Arriving on the roof realise that although still and hot at ground level it’s cool and windy here. Nevertheless two people are taking the opportunity to sunbathe. Hate their sangfroid. Cheered up by fact that there is someone in a pinstripe suit, not a good look with a harness by the way, looking somewhat unhappy. We stand in two parallel queues and watch as people in front of us haul up the ropes of those who have gone before (very very heavy as it turns out) and then get themselves attached to said rope, step up onto low parapet, then step over, then disappear.  Some are quiet. Some give a little confidence-draining shriek. One of the instructors is giving running and not very flattering commentary about peoples’ over the top technique. I’ll show him! The man in front of me decides not to go, no confidence left.

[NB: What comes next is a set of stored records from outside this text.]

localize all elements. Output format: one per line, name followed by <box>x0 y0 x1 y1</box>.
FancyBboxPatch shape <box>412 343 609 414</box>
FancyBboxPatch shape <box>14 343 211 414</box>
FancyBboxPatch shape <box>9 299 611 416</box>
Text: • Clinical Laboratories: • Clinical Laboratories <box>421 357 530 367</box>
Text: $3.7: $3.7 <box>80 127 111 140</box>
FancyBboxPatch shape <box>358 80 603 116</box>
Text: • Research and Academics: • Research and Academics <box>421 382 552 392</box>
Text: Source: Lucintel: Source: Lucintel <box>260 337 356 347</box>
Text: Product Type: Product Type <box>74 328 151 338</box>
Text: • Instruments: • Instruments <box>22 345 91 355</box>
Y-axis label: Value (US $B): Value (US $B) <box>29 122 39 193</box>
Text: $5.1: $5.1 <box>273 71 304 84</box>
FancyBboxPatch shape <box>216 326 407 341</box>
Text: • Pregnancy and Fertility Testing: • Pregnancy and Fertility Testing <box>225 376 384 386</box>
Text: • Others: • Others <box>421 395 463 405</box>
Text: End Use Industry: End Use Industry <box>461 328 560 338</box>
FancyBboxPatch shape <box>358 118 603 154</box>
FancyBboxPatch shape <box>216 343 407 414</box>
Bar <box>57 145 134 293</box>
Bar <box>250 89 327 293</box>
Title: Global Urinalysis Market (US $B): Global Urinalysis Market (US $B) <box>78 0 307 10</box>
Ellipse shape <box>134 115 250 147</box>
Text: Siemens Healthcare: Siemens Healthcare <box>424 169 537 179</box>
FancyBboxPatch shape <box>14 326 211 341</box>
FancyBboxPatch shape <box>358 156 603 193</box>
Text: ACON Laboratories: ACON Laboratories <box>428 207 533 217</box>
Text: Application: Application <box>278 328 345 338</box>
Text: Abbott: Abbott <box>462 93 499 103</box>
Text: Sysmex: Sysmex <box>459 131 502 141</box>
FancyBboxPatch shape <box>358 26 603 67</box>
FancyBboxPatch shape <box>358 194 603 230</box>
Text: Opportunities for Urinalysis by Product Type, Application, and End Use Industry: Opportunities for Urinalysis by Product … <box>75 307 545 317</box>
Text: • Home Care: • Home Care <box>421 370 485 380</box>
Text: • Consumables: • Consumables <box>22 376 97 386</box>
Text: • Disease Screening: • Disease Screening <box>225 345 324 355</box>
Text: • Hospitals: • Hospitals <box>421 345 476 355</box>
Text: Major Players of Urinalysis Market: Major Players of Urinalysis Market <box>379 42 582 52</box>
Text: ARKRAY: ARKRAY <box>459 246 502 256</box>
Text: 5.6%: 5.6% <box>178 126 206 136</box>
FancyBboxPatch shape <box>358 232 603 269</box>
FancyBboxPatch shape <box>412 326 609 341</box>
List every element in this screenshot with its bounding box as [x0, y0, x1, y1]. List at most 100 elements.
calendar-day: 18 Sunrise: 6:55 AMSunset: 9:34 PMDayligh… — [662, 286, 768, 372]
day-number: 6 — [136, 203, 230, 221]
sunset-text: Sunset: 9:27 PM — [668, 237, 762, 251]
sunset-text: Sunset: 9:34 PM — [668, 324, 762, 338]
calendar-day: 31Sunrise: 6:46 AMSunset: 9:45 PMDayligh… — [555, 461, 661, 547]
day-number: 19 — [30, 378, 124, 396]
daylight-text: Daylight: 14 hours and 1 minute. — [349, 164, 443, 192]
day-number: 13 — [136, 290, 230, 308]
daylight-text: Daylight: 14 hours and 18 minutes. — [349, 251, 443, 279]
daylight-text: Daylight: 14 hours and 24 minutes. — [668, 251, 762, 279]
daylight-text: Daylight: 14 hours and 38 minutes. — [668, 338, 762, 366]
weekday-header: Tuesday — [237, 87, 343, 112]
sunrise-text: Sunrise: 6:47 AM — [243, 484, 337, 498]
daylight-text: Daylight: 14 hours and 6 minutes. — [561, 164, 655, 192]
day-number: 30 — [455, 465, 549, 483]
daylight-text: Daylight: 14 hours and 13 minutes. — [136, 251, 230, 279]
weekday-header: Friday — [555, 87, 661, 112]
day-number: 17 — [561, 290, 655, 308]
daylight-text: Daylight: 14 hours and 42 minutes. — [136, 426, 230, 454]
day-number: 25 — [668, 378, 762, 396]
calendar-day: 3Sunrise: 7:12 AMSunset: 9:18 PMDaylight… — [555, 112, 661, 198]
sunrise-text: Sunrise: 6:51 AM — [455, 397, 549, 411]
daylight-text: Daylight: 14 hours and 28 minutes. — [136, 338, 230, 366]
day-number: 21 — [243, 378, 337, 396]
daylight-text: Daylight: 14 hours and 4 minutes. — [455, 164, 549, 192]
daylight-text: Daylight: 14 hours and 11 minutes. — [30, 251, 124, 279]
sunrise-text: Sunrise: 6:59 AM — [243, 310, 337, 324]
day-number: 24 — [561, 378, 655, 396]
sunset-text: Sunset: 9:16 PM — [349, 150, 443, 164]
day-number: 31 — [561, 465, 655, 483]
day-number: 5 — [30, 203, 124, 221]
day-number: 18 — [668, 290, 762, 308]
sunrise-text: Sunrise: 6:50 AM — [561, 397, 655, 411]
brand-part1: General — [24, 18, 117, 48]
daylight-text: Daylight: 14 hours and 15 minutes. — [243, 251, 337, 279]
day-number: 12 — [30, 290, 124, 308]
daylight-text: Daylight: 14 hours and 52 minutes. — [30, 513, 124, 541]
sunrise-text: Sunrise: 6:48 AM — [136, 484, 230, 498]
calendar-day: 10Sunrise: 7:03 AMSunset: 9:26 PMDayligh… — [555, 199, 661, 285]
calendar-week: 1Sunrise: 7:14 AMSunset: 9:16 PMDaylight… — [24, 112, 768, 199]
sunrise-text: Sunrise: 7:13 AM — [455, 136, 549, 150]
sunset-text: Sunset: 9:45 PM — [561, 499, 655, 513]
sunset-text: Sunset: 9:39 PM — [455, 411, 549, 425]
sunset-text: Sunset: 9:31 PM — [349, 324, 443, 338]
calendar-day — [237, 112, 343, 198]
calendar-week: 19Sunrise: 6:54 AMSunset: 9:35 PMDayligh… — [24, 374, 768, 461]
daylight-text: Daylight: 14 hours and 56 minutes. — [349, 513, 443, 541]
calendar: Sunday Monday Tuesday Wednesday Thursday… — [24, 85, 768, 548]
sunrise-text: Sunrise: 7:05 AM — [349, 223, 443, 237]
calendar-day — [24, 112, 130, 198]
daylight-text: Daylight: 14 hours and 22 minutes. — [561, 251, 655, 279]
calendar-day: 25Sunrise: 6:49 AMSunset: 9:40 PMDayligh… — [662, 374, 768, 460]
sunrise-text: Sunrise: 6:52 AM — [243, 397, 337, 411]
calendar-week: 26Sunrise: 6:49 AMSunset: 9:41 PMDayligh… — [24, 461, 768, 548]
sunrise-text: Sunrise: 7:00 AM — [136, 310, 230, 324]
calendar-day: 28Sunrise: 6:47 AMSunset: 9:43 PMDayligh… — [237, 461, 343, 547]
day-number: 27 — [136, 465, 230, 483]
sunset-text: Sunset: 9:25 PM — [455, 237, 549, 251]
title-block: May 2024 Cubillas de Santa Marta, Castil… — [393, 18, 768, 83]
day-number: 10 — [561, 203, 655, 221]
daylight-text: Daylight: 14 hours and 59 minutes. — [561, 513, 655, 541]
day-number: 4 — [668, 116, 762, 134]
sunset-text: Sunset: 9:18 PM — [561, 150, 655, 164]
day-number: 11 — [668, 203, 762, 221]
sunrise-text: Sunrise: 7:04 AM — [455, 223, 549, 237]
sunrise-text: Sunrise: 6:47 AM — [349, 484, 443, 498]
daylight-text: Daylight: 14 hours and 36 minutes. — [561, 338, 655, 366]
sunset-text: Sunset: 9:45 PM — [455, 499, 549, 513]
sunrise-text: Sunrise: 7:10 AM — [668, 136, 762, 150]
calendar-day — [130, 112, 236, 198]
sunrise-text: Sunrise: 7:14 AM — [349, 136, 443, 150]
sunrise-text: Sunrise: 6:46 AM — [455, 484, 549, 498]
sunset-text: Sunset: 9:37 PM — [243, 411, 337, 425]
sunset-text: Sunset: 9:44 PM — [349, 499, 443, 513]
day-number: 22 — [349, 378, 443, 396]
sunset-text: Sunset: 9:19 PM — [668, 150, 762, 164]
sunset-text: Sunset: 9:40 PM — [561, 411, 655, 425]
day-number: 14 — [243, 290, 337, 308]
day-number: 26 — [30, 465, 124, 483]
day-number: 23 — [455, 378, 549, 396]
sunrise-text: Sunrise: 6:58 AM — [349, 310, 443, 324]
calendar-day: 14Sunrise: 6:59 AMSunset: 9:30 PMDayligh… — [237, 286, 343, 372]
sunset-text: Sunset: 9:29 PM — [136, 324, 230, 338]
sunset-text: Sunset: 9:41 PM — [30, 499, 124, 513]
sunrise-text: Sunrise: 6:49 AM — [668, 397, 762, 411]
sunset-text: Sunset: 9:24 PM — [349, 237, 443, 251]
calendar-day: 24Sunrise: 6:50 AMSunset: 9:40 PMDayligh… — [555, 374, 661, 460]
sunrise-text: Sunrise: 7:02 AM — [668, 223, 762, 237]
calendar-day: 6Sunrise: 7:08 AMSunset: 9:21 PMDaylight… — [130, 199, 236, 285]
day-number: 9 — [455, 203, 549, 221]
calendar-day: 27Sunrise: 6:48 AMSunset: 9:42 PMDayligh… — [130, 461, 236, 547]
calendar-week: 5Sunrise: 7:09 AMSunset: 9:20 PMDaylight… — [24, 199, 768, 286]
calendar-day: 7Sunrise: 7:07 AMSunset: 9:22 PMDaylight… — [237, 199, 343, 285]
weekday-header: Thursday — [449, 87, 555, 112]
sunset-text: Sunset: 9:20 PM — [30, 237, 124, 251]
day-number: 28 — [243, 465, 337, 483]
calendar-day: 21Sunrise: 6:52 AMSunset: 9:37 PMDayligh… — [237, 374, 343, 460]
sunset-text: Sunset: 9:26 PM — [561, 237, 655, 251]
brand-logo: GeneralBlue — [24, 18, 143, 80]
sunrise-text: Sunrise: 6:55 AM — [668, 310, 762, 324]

My turn.  Nice young man attaches me to rope, says smile for camera and go. I step onto parapet. I’m going to be sick. I step down to little ledge. Can’t be sick now, would be antisocial for those at ground level. My hands are sweating as I lean back. Suddenly all is well. I am in control. The view is great. I smile at young lady dangling above me with camera. The buses are now the ants 300 feet below and it is a beautiful sunny day. Off I set. I’m going to enjoy this. Unfortunately ill- fitting glove gets stuck and jams shiny bit of metal. I can’t move. Instructor above shouts can take my hand out and release from the shiny bit of metal otherwise they will have to haul me up. That would be too humiliating. Dangling in space manage to release glove. Rest on knee and put hand back in. Get a little round of applause.

Set off again. Glad I’m not in a skirt. This self -propulsion is fun but surprisingly hard work – release, slip, close, release, slip, close, release. The glass wall is in fact office windows. Can see everything inside and they can see everything outside. Have to use both hands as would wave or at least make a rude gesture. Get to bottom. Get unclipped, shiny metal thing thrown in bucket, sizzles. Smile in a smug way at those about to go. Take off harness. Find Clerk. Go for drink. Still wish it had been a tandem job with fit young man but glad that I have raised £2300+ and not let the Company down.